The purpose of this halting the model is that once a model becomes unstable, in only a few chronons it can reach extremely high numbers, beyond the ability of the personal computer to recognize. If the program is running locally, not off the www, this does nasty things to the PC including possibly stepping on some memory in use by the operating system. This would be more aggravation than the average user would be happy with, requiring you to re-start your computer with the loss of any data not written to the disk. By setting the "damage trigger" relatively low we avoid those interruptions to smooth operation. If running this as a Java applet, the browser protects the operating system. In any event, if you are out of bounds by a factor of a million, chances are your model is bogus in some way.

Just to get a feel for how rapidly things can get out of hand, if you did not take notice when the warning message surprised you take a look at the image here and notice the reported values on the message box. In absolute value they are roughly 1e14, which is well over 1e6 times the threshold value. That means that in the last chronon, the model values jumped by at least that factor.

On the bad news box there are a few suggestions as to what sort of things can cause model instability. One of those is that the size of a chronon may be too large. When we changed the angular frequency of the forcing function from 1 to 0.1, we increased the time to complete a cycle by a factor of 10. Since the size of a chronon is set by specifying the number of chronons per cycle, the chronon size was also increased by a factor of 10. The way to keep an eye on this is to watch the dt = statement in the bottom margin. In general we need to keep this under about 0.1 time units. Let's go back and fix the model, setting the angular frequency at 0.1 but increasing the number of chronons per cycle to 1000. You may see the effect by running the modified model.

Now let's go the other way with the frequency of the forcing function.

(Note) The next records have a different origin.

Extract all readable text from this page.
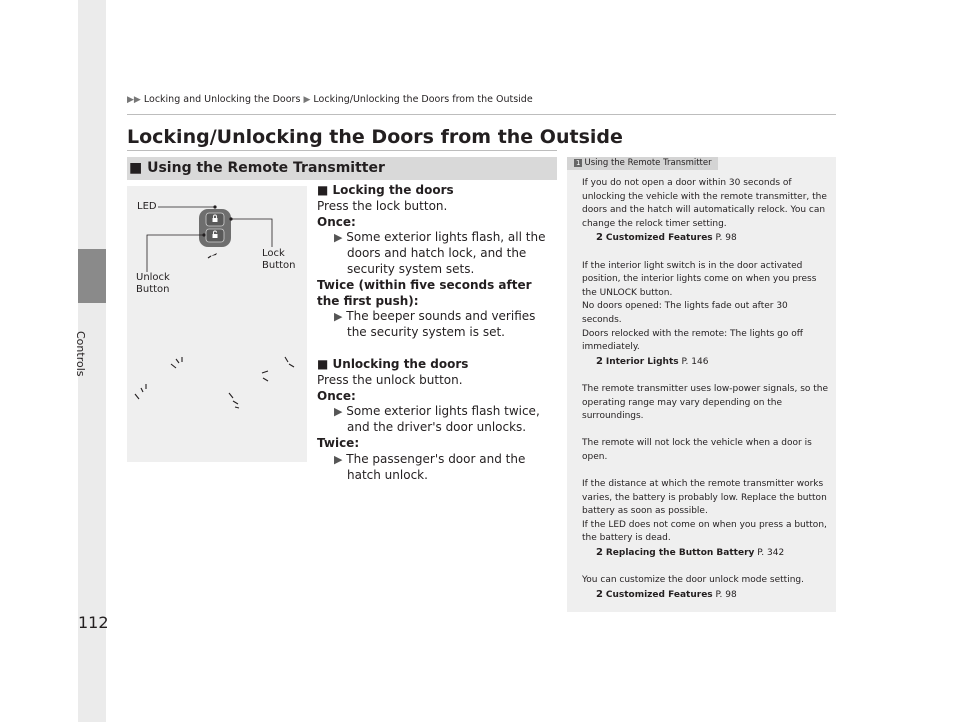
Controls
112
▶▶ Locking and Unlocking the Doors ▶ Locking/Unlocking the Doors from the Outside
Locking/Unlocking the Doors from the Outside
■ Using the Remote Transmitter
LED
Lock
Button
Unlock
Button

■ Locking the doors

Press the lock button.

Once:

▶ Some exterior lights flash, all the doors and hatch lock, and the security system sets.

Twice (within five seconds after the first push):

▶ The beeper sounds and verifies the security system is set.

■ Unlocking the doors

Press the unlock button.

Once:

▶ Some exterior lights flash twice, and the driver's door unlocks.

Twice:

▶ The passenger's door and the hatch unlock.

1 Using the Remote Transmitter

If you do not open a door within 30 seconds of unlocking the vehicle with the remote transmitter, the doors and the hatch will automatically relock. You can change the relock timer setting.

2 Customized Features P. 98

If the interior light switch is in the door activated position, the interior lights come on when you press the UNLOCK button.

No doors opened: The lights fade out after 30 seconds.

Doors relocked with the remote: The lights go off immediately.

2 Interior Lights P. 146

The remote transmitter uses low-power signals, so the operating range may vary depending on the surroundings.

The remote will not lock the vehicle when a door is open.

If the distance at which the remote transmitter works varies, the battery is probably low. Replace the button battery as soon as possible.

If the LED does not come on when you press a button, the battery is dead.

2 Replacing the Button Battery P. 342

You can customize the door unlock mode setting.

2 Customized Features P. 98
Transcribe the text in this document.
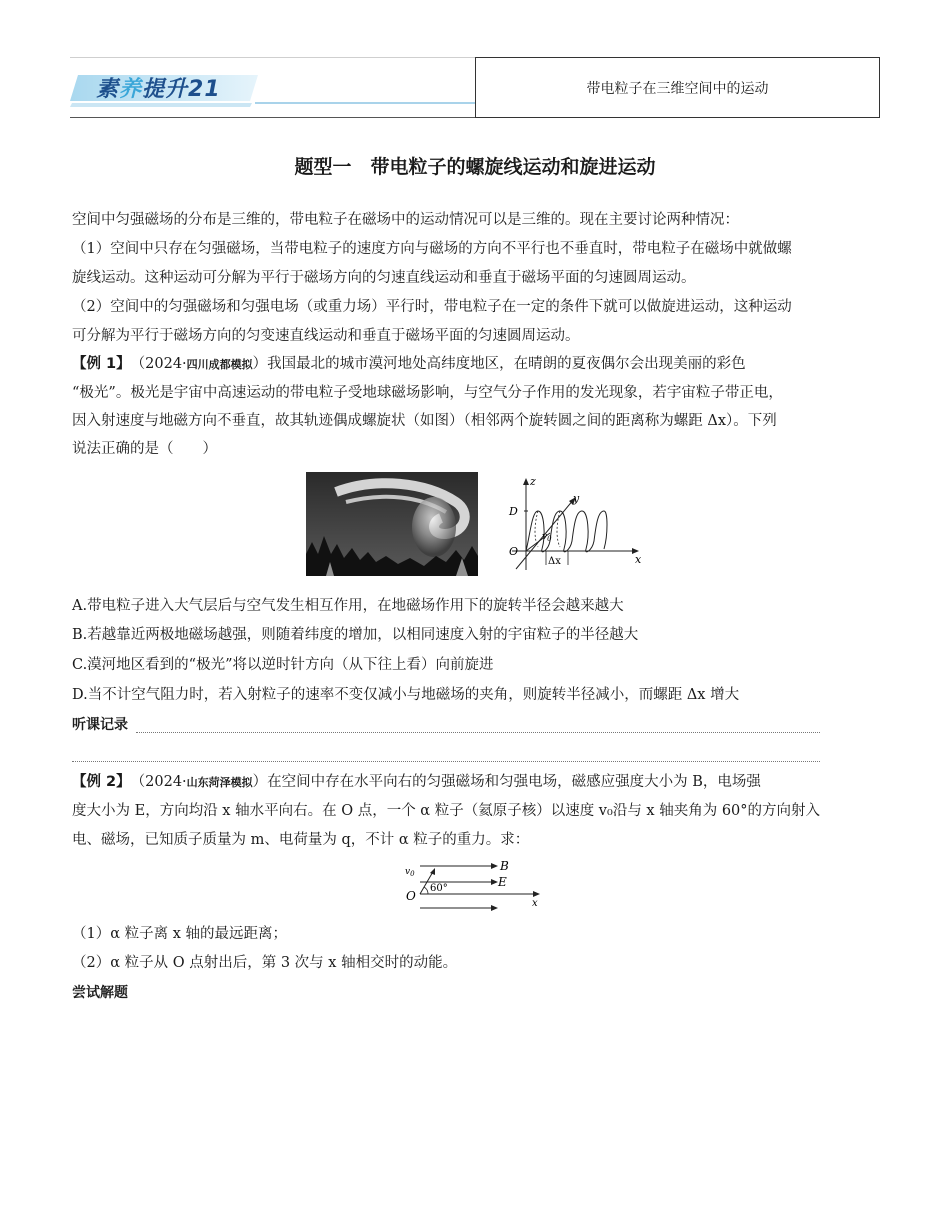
素养提升21	带电粒子在三维空间中的运动
题型一　带电粒子的螺旋线运动和旋进运动

空间中匀强磁场的分布是三维的，带电粒子在磁场中的运动情况可以是三维的。现在主要讨论两种情况：

（1）空间中只存在匀强磁场，当带电粒子的速度方向与磁场的方向不平行也不垂直时，带电粒子在磁场中就做螺

旋线运动。这种运动可分解为平行于磁场方向的匀速直线运动和垂直于磁场平面的匀速圆周运动。

（2）空间中的匀强磁场和匀强电场（或重力场）平行时，带电粒子在一定的条件下就可以做旋进运动，这种运动

可分解为平行于磁场方向的匀变速直线运动和垂直于磁场平面的匀速圆周运动。

【例 1】　 （2024·四川成都模拟）我国最北的城市漠河地处高纬度地区，在晴朗的夏夜偶尔会出现美丽的彩色

“极光”。极光是宇宙中高速运动的带电粒子受地球磁场影响，与空气分子作用的发光现象，若宇宙粒子带正电，

因入射速度与地磁方向不垂直，故其轨迹偶成螺旋状（如图）（相邻两个旋转圆之间的距离称为螺距 Δx）。下列

说法正确的是（　　）

z
x
y
D
O
$v_0$
Δx

A.带电粒子进入大气层后与空气发生相互作用，在地磁场作用下的旋转半径会越来越大

B.若越靠近两极地磁场越强，则随着纬度的增加，以相同速度入射的宇宙粒子的半径越大

C.漠河地区看到的“极光”将以逆时针方向（从下往上看）向前旋进

D.当不计空气阻力时，若入射粒子的速率不变仅减小与地磁场的夹角，则旋转半径减小，而螺距 Δx 增大

听课记录

【例 2】　 （2024·山东菏泽模拟）在空间中存在水平向右的匀强磁场和匀强电场，磁感应强度大小为 B，电场强

度大小为 E，方向均沿 x 轴水平向右。在 O 点，一个 α 粒子（氦原子核）以速度 v₀沿与 x 轴夹角为 60°的方向射入

电、磁场，已知质子质量为 m、电荷量为 q，不计 α 粒子的重力。求：

B
E
x
O
$v_0$
60°

（1）α 粒子离 x 轴的最远距离；

（2）α 粒子从 O 点射出后，第 3 次与 x 轴相交时的动能。

尝试解题
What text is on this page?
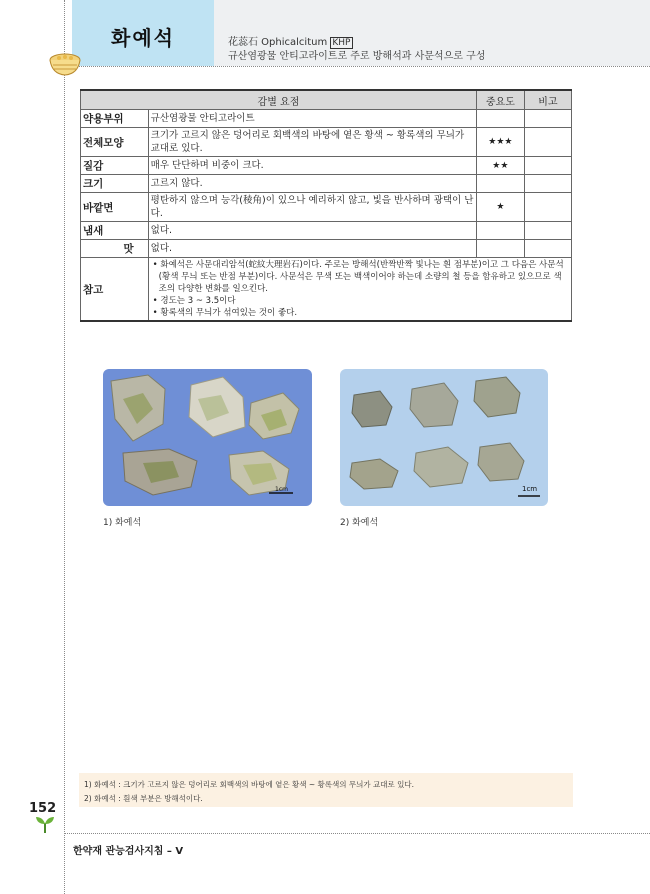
화예석	花蕊石 Ophicalcitum KHP
규산염광물 안티고라이트로 주로 방해석과 사문석으로 구성
감별 요점		중요도	비고
약용부위	규산염광물 안티고라이트		
전체모양	크기가 고르지 않은 덩어리로 회백색의 바탕에 옅은 황색 ~ 황록색의 무늬가 교대로 있다.	★★★	
질감	매우 단단하며 비중이 크다.	★★	
크기	고르지 않다.		
바깥면	평탄하지 않으며 능각(稜角)이 있으나 예리하지 않고, 빛을 반사하며 광택이 난다.	★	
냄새	없다.		
맛	없다.		
참고	• 화예석은 사문대리암석(蛇紋大理岩石)이다. 주로는 방해석(반짝반짝 빛나는 흰 점부분)이고 그 다음은 사문석(황색 무늬 또는 반점 부분)이다. 사문석은 무색 또는 백색이어야 하는데 소량의 철 등을 함유하고 있으므로 색조의 다양한 변화를 일으킨다.
• 경도는 3 ~ 3.5이다
• 황록색의 무늬가 섞여있는 것이 좋다.		
1cm
1) 화예석
1cm
2) 화예석
1) 화예석 : 크기가 고르지 않은 덩어리로 회백색의 바탕에 옅은 황색 ~ 황록색의 무늬가 교대로 있다.
2) 화예석 : 흰색 부분은 방해석이다.
152
한약재 관능검사지침 – Ⅴ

We restore the energy loss coefficient to .05 and put the number of chronons per cycle back to 100. Then make the angular frequency 10. Run this new model.

You begin to see some of the power of using mathematical models. In a few minutes you have learned what it would take weeks and thousands of dollars to learn in a mechanical lab. Let's go back to the model and restore the original parameters of angular frequency = 1, energy loss coefficient of 0.05 and chronons per cycle of 100. Then in the Poincaré Section view we will see the cross-section of the attractor sliced at time equal zero with zero phase angle. The next model is set up to be centered on the cross-section and zoomed so that the image nearly fills the drawing area.

In the next model the only change is to introduce a phase angle of pi/2 = 1.57 radians. Remember that the argument of the cosine in the forcing function is angular frequency times time, plus the phase angle so any non-zero phase angle has the effect of shifting the origin of the time axis. Compare the two Poincaré sections to the two images in the orbit section view above, one at the (p,v) plane and one 90 degrees from it.

Now if you would, go back to the base model except we have put in an energy loss coefficient of 0.085 and chronons per cycle of 1000.

If you have followed my suggestions so far, you have seen some of the techniques by which you can manipulate a mathematical model to make predictions about the underlying physical reality. The mathematics of chaos plays a major role in other dynamical systems also, including growth and decay of ecological systems, competition for scarce resources and the beating of a human heart. We will leave the exploration of these ideas for another course, DynaLab.

For the last time, are there any questions?